Nitrogen is one of the essential elements for organisms in general. Nitrate is the representive nitrogen nutrient assimilated by plants. While most of nitrate assimilated by plants must be supplied from soils, plants could uptake atmospheric nitrogen oxides from leaves and use them for the source of nitrogen. Traditionally, such assimilation pathways in plants of have been studied using artificial isotope tracers such as ¹⁵N. The ¹⁵N tracer methods, however, need tedious and time consuming incubation expariments. Besides, such experiments could often alter the growing environment from natural. In order to clarify both the source and the assimilation pathway of nitrate in plants, we used the natural stable isotopes of nitrate extracted from plants as tracers, instead of artificialy concentrated isotopes, with special emphasis on quantifying the contribution of atmospheric nitrogen oxides to plants by measuring triple oxygen isotopic compositions of nitrate.

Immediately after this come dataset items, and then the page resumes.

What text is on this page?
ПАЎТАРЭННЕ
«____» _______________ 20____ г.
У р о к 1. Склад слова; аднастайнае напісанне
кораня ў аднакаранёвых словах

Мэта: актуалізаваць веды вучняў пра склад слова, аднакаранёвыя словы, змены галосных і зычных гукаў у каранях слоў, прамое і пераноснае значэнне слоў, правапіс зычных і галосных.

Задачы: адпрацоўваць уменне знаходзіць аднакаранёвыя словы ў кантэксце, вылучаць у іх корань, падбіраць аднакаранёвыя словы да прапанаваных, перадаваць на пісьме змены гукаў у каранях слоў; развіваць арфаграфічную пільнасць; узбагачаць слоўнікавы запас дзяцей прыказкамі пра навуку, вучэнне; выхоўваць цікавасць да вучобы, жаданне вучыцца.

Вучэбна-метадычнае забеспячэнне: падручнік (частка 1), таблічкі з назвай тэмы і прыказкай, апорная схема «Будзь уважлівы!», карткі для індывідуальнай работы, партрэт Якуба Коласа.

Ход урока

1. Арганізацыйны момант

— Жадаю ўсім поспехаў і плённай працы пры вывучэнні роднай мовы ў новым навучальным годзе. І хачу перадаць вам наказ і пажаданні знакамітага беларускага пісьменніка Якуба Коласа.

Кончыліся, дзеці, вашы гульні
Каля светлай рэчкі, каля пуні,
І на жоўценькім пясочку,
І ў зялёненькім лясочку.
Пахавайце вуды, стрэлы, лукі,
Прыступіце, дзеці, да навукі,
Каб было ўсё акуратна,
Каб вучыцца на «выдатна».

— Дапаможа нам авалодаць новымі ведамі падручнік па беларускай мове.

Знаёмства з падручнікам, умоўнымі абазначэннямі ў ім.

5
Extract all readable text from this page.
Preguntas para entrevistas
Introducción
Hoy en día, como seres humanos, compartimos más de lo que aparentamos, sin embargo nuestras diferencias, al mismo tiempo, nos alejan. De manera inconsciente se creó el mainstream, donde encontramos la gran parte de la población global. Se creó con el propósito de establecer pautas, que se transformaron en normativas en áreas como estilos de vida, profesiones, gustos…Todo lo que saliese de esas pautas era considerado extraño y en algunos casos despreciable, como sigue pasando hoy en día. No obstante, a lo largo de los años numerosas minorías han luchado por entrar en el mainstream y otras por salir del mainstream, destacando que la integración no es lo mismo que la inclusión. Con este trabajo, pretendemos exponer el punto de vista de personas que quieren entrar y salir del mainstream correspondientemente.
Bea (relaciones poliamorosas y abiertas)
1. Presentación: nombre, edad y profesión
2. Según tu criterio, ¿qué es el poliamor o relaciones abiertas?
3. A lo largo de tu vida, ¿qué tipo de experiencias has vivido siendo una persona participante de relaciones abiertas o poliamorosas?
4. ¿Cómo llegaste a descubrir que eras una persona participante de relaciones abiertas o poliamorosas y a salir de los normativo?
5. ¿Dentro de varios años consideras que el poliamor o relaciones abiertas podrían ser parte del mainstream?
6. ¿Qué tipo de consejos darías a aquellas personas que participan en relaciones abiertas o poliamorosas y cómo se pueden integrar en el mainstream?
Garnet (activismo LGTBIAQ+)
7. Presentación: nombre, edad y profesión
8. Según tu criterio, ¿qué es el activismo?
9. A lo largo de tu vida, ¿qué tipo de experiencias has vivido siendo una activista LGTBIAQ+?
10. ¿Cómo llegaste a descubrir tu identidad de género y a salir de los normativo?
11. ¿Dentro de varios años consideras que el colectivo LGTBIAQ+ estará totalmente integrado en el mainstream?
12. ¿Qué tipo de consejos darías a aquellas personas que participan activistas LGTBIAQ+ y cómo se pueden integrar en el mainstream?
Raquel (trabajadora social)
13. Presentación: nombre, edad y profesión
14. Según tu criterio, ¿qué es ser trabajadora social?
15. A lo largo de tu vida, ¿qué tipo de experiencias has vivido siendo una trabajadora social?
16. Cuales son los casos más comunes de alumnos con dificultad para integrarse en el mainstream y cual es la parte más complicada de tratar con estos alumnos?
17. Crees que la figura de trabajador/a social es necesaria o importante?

Leaf samples were collected from conifer needles (Metasequoia and Cypress), broad leaves (Quercus glauca and Prunus yedoensis) and herbage (Sasa) once every month from April, 2016, to April 2017 from the same plant individual at Nagoya University.The leaf samples were washed immediately after each sampling using Milli-Q water and dried, and then nitrate was extracted using Milli-Q water, while insoluble materials were removed through filiteration.The stable isotopic compositions including the triple oxygen isotopic compositions of the extracted nitrate were determined using Continuous-Flow Isotope Ratio Mass Spectrometry (CF-IRMS) system in Nagoya University (Tsunogai et al., 2010).
The nitrate concentrations per dry weight of plants were ranged from 0.1 to 0.5 μmol g^-1. We could not find clear seasonal variations in the concentrations. The isotopic compositions of nitrate extracted from the plants were highly deviated from those in soil water. The δ¹⁵N values showed large variation from -25‰ to +10‰ (vs. air) among the plants. Quercus glauca and Metasequoia showed definitely lower δ¹⁵N values in nitrate compared with those dissolved in soil water (-5‰ to +5‰). Besides, the δ¹⁸O values were significantly higher than those dissolved in soil water (-10‰ to 0‰ vs. VSMOW) , ranging from +60‰ to +80‰ in the whole plants. Furthermore, the Δ¹⁷O values always showed large anomalies (+13‰ to +20‰). We concluded that most of the nitrate extracted by the method contain nitrate derived from atmospheric nitrogen oxides.